Wednesday, 23 de September de 2020

GERAL


O Ministério da Fazenda Social ou da Previdência Fiscal

05 Nov 2009

O futuro dos regimes próprios de previdência no Brasil é sombrio. A primeira conclusão atemoriza e preocupa.  Começa que, tecnicamente, deveria envolver entes federativos dos três níveis. Mas a União – o principal - continua de fora. Quem cuida da previdência dos servidores da União? Deveria ser o Ministério da Previdência Social-MPS, mas não é. Quem é, então? Os ministérios da Fazenda e do Planejamento. A Fazenda através da Receita e do Tesouro, o Planejamento através do Orçamento e Recursos Humanos. Trata-se de uma distorção histórica.

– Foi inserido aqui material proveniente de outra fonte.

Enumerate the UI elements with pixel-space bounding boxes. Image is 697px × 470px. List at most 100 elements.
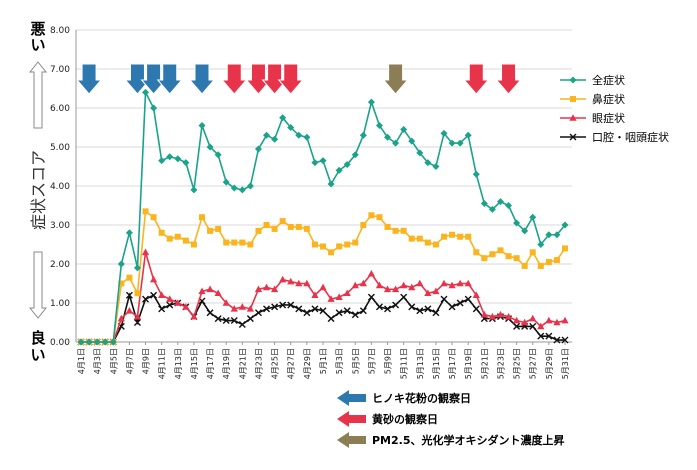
data-point [174, 299, 182, 306]
data-point [254, 145, 262, 153]
data-point [222, 299, 230, 306]
legend-label: 鼻症状 [592, 92, 625, 106]
data-point [569, 114, 577, 121]
data-point [295, 305, 303, 313]
data-point [230, 305, 238, 312]
data-point [246, 182, 254, 190]
data-point [246, 305, 254, 312]
data-point [440, 279, 448, 287]
data-point [287, 223, 294, 230]
data-point [384, 305, 392, 313]
data-point [367, 269, 375, 277]
data-point [182, 237, 189, 244]
data-point [513, 322, 521, 330]
hinoki-arrow [140, 63, 167, 95]
data-point [537, 322, 545, 330]
data-point [464, 131, 472, 139]
data-point [336, 243, 343, 250]
data-point [359, 279, 367, 287]
series-square [78, 208, 568, 345]
data-point [351, 311, 359, 319]
data-point [133, 264, 141, 272]
data-point [158, 305, 166, 313]
hinoki-arrow [188, 63, 216, 95]
data-point [174, 155, 182, 163]
data-point [320, 243, 326, 250]
data-point [408, 303, 416, 311]
data-point [295, 279, 303, 287]
kosa-arrow [463, 63, 490, 95]
y-bottom-label-2: い [30, 346, 45, 364]
data-point [118, 280, 125, 287]
data-point [480, 310, 488, 318]
data-point [561, 221, 569, 229]
data-point [271, 285, 279, 293]
data-point [109, 338, 117, 346]
y-axis-ticks: 0.00 1.00 2.00 3.00 4.00 5.00 6.00 7.00 8.00 [50, 26, 70, 348]
data-point [287, 124, 295, 131]
data-point [448, 281, 456, 289]
data-point [553, 318, 561, 326]
x-tick-label: 4月19日 [222, 348, 231, 379]
data-point [521, 318, 529, 326]
data-point [303, 133, 311, 141]
data-point [117, 314, 125, 322]
data-point [553, 231, 561, 239]
data-point [287, 277, 295, 285]
y-bottom-label-1: 良 [30, 329, 45, 347]
data-point [472, 305, 480, 313]
data-point [207, 227, 214, 234]
data-point [537, 332, 545, 340]
x-tick-label: 5月27日 [529, 348, 538, 379]
data-point [142, 88, 150, 96]
data-point [343, 289, 351, 297]
data-point [481, 255, 488, 262]
data-point [319, 307, 327, 315]
data-point [158, 229, 165, 236]
data-point [239, 239, 246, 246]
data-point [400, 227, 407, 234]
x-tick-label: 5月13日 [416, 348, 425, 379]
x-tick-label: 4月9日 [142, 348, 151, 374]
data-point [529, 314, 537, 322]
data-point [262, 283, 271, 291]
data-point [190, 241, 197, 248]
data-point [215, 225, 222, 232]
data-point [513, 255, 520, 262]
data-point [238, 303, 246, 310]
x-tick-label: 5月25日 [513, 348, 522, 379]
data-point [367, 293, 375, 301]
x-tick-label: 5月17日 [448, 348, 457, 379]
data-point [101, 338, 109, 346]
x-tick-label: 4月27日 [287, 348, 296, 379]
x-tick-label: 4月1日 [77, 348, 86, 374]
data-point [271, 303, 279, 311]
data-point [150, 104, 158, 112]
data-point [457, 233, 464, 240]
data-point [488, 312, 496, 320]
kosa-arrow [245, 63, 272, 95]
kosa-arrow [221, 63, 248, 95]
hinoki-legend-arrow [337, 390, 366, 406]
data-point [400, 293, 408, 301]
data-point [488, 205, 496, 213]
data-point [335, 293, 343, 300]
data-point [408, 283, 416, 291]
y-axis-title: 症状スコア [29, 150, 48, 230]
pm25-legend-arrow [337, 432, 366, 448]
data-point [432, 287, 440, 295]
data-point [279, 114, 287, 122]
data-point [465, 233, 472, 240]
data-point [424, 239, 431, 246]
data-point [303, 279, 311, 287]
x-tick-label: 5月5日 [351, 348, 360, 374]
data-point [424, 305, 432, 313]
data-point [351, 151, 359, 159]
data-point [126, 274, 133, 281]
data-point [384, 133, 392, 141]
data-point [368, 212, 375, 219]
x-tick-label: 5月3日 [335, 348, 344, 374]
data-point [206, 143, 214, 151]
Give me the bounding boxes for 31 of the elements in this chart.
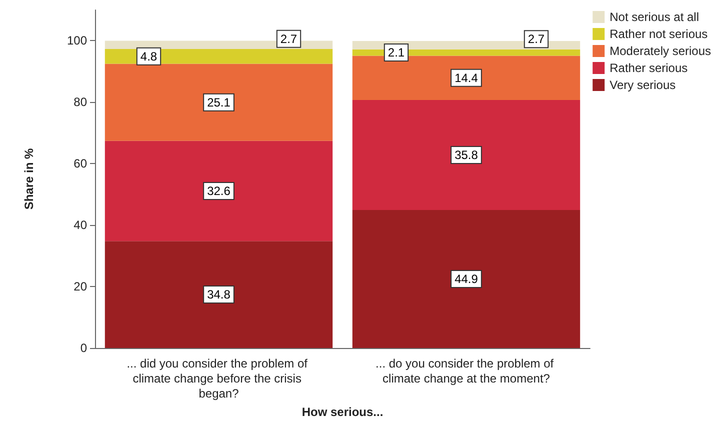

Enquanto não se resolver essa distorção, todos os esforços do MPS sobre regimes próprios serão periféricos, embora envolvam estados e municípios. Reconheçamos os esforços empreendidos pela equipe do dr. Helmut  Schwarzer, na certificação profissional de dirigentes e técnicos, emissão do Certificado de Regularidade Previdenciária, instrumentos para organização e funcionamento, renegociação de dívidas dos patrocinadores junto aos Regimes Próprios de Previdência Social-RPPS e modernização através do Parsep II – Programa de Apoio à Reforma dos Sistemas Estaduais de Previdência.

Foi a Fazenda que impôs o fator previdenciário e é a Fazenda que resiste ao seu fim, retardando, achatando o valor dos benefícios, prejudicando os 20 milhões que se aposentaram nos últimos anos e constituindo ameaça concreta à vida futura dos atuais 36 milhões de contribuintes do RGPS, todos com a guilhotina no pescoço.

É a Fazenda que veta a isonomia no reajuste dos benefícios, não aplicando os mesmos índices para os benefícios do mínimo e acima do mínimo.  

É a Fazenda que estabelece a política de reajustes dos benefícios, impedindo que os benefícios defasados tenham o seu valor de face recomposto.

É a Fazenda, não a Previdência Social, que supervisiona (sic) os planos privados de previdência (na realidade títulos de investimentos em ativos especulativos e voláteis), de bancos e seguradoras, através da Susep (sic), que envolve mais de R$ 150,0 bilhões de recursos e 12,0 milhões de pessoas.  

Ainda não estão na Fazenda os fundos de pensão, desde 1974 no MPS. Mas não se sabe até quando. Foram feitas várias investidas para levá-los para a Fazenda. Uma coisa sem lógica previdenciária, mas certamente com lógica fiscal.  Uma lógica perversa.

A situação se agravou a partir da incorporação da Receita previdenciária pela Receita Federal, na gestão das renúncias, das dívidas administrativa e ativa, dos parcelamentos, e das desonerações na reforma tributária.

O Presidente Lula foi induzido ao erro quando “esvaziou” a Previdência. Coisa dos “aloprados” que fizeram a 2ª. reforma e tentaram fazer a 3ª. Ouvi de um ex-ministro da Previdência que se estivesse no Ministério à época a Receita Previdenciária não teria ido embora. Ainda aguardamos este “recuo” do Presidente Lula. Ainda há tempo para coroar a eficiente gestão do ministro José Pimentel.